A study published in July 2016 reveals that following a structured nutritional therapy may boost disease management in patients with diabetes. Health experts at the Joslin Diabetes Center in Boston examined 108 overweight and obese adults with uncontrolled type-2 diabetes as part of research. The researchers also examined the effects of three diet interventions — traditional treatment, structured meal plan alone and structured meal plan plus weekly phone coaching — on specific diabetes markers including A1C, body weight, lipid profile and blood pressure.

The research team observed that A1C did not improve following traditional nutrition therapy. However, the scientists noted that the A1C significantly decreased after adhering to a structured meal plan either alone or with coaching. The health experts also stressed that participants who followed the structured meal plan approach have exhibited significant weight loss compared with those in the traditional intervention group. (Related: Solutions for diabetes: A LIVE, plant-based nutritional program that effectively balances blood sugar.)

“This drop in A1C due to nutrition therapy alone is much better than what we have been able to achieve with many of the current medications for type-2 diabetes. This is very encouraging since participants in the study have lived with type-2 diabetes for more than 10 years and were not able to control their blood glucose or weight with multiple medications. It was surprising to see all these significant changes in A1C and body weight without altering medications or activity level and without aiming for weight reduction, [which] tells us that nutrition therapy can be as effective as medications even after a long duration of the disease,” lead researcher Osama Hamdy states in a Science Daily report.

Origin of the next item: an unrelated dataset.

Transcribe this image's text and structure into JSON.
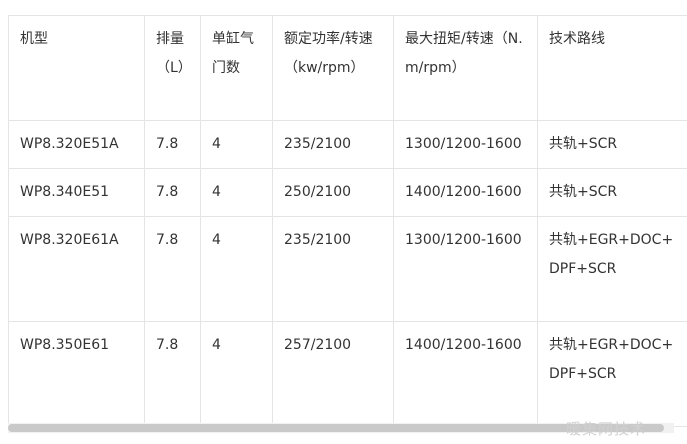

The findings were presented at the American Diabetes Association‘s 76th Scientific Sessions in New Orleans, Louisiana.

Another pilot study released in December 2016 has also shown that women who enrolled and completed a personalized, online and multi-platform nutrition coaching program displayed better blood pressure and blood chemistry values than those who did not complete the program. Likewise, those who completed the nutrition coaching intervention trimmed more inches off their waist line compared with non-completers who ended up having much higher baseline weight, fat mass, and muscle mass after the study period.

“Participation in the web-based multi-platform nutrition, exercise, and lifestyle coaching program for weight management, can support middle-aged women in experiencing significant weight loss and reducing disease-related risk factors. Thus, this intervention may be a viable treatment option for individuals who are seeking support with weight management and who have similar characteristics to those in this pilot study,” the researchers report in Science Direct online.